World Vision’s reporting has found that young girls living in fragile, conflict and transitional societies continue to risk their lives simply to go to school—girls like Malala who was shot in the head as she was on the bus to school. The attack against her and her refusal to stand down from what she believed was right, brought to light the plight of millions of children around the world who are denied an education today. In Afghanistan, there were at least 185 documented attacks on schools and hospitals last year. In Pakistan, 140 students were killed as gunmen went from classroom to classroom. Such violent acts are often attributed to armed groups opposed to girls' education.
Violence against women often starts before they are even born and continues throughout their lives. In Armenia, World Vision is working to reduce sex-selective abortion. The impact of this project has showed strong indicators of success, including a decline in domestic violence, increased school enrollment, and an increase in shared responsibility for child caregiving. As a result, 43.2 per cent of participants mentioned at least three changes in their perceptions/attitudes/behaviours regarding gender equality. In Lebanon and Jerusalem, West Bank, and Gaza, World Vision is working with local partners to raise awareness of domestic violence and abuse. In Albania, we are helping girls, like Merushe Tojalli, 16, reach their dreams of a secondary education. “For most of my young life I was planning on and living [to reach my] dream to become a doctor,” she says. But, like many girls across Albania, Merushe’s dream was crushed when it came face-to-face with the harsh reality. As if poverty wasn’t enough of a hurdle, Merushe also faced the added level of traditional barriers. “I ran into the cold cultural wall blocking females from higher education,” she says. Merushe is one of the girls who participated in the campaign and advocated for access to education. She was at in the eighth grade at the time. She never knew that the next year she would find herself on the same path as the girls she was advocating for.

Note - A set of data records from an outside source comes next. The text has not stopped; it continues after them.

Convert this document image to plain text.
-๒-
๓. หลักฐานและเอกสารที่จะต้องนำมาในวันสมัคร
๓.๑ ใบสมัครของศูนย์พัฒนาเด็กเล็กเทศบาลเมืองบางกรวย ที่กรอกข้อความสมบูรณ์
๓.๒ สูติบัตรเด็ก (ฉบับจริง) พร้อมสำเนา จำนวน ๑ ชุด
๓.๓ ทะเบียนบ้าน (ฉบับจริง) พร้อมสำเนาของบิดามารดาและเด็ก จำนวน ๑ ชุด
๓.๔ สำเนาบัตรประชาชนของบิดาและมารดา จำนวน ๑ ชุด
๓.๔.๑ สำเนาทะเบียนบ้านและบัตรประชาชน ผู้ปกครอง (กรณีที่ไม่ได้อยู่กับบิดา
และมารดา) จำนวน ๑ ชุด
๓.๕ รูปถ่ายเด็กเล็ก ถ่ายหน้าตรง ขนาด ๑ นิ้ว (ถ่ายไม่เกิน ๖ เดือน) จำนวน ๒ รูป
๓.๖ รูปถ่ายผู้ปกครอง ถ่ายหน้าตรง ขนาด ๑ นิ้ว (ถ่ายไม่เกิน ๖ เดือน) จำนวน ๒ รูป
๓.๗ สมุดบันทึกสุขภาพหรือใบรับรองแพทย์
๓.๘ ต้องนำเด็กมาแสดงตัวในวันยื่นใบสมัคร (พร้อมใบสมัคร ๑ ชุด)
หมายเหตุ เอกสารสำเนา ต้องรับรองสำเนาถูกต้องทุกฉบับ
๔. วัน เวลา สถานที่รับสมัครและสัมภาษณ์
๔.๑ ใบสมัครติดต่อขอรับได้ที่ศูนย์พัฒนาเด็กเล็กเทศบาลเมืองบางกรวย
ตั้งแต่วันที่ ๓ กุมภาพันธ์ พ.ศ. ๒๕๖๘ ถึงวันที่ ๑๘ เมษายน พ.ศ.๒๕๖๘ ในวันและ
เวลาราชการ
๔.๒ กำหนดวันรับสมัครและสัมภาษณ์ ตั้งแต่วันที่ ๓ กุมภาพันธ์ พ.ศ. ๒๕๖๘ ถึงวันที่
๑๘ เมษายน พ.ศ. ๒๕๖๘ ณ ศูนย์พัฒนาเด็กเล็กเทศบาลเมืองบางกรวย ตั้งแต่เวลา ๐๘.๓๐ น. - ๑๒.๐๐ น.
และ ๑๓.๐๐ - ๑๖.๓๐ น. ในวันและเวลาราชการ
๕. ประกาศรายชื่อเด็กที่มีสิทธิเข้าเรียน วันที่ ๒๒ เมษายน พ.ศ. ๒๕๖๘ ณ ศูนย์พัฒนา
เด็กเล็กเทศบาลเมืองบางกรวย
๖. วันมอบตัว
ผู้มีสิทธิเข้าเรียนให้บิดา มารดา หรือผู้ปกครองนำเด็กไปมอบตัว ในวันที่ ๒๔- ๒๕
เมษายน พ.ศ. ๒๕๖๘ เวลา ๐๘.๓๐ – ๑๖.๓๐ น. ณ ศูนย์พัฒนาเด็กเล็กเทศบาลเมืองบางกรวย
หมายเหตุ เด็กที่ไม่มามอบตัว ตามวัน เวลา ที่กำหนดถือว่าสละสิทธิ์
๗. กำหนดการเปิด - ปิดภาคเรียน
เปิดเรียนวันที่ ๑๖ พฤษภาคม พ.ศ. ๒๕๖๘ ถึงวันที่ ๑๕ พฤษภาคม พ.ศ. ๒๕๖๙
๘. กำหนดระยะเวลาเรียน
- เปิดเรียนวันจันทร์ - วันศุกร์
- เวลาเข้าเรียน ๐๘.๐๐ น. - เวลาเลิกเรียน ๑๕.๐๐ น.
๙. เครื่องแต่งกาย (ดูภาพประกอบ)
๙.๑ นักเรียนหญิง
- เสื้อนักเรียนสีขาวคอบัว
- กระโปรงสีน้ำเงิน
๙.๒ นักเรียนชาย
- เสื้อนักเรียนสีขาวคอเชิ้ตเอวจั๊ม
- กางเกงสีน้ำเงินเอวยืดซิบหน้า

In Afghanistan we are providing girls living in poverty access to education through a Street Kids Project: 92.5 per cent of children of the Street Children project are now attending school. Additionally, early childhood education ensures that education for girls is prioritized from a young age 637 children (316 girls and 321 boys) of age 5 years old completed the ECCD program with 95.5% of the children scoring high on school readiness indicators.
It is only through the elimination of violence and discrimination against women and girls that we can hope to achieve the sustainable, peaceful and just society that everyone, especially girls deserve. All girls have the right to have access to healthcare and education, they have the right to be protected at home and in public, they have the right to be free from the fear or act of acid attacks, rape, and assault and the right enjoy access to equal opportunities.
We can have the future we want and need. Each and every one of us have the responsibility to help both men and women, boys and girls in our communities and spheres of influence to understand why gender matters and why gender equality is essential to sustainable development. Over the next 16 Days, during the 16 Days of Activism Against Gender-Based Violence, I challenge all to take the road less travelled and delve into the stark realities that resisting gender brings to our future.
Sophia Papastavrou is a gender and development expert working with World Vision's Middle East and Eastern Europe regional office, based in Cyprus as the leader of the Gender Learning Hub. She is has more than 10 years of experience at a number of UN and non-governmental organizations in Croatia, Serbia, Bosnia, Cyprus, Uganda and Ghana focusing on gender-based equality and violence (especially in conflict and post conflict contexts). She is currently working towards a doctorate in the Department of Humanities, Social Sciences, and Social Justice Education at the University of Toronto.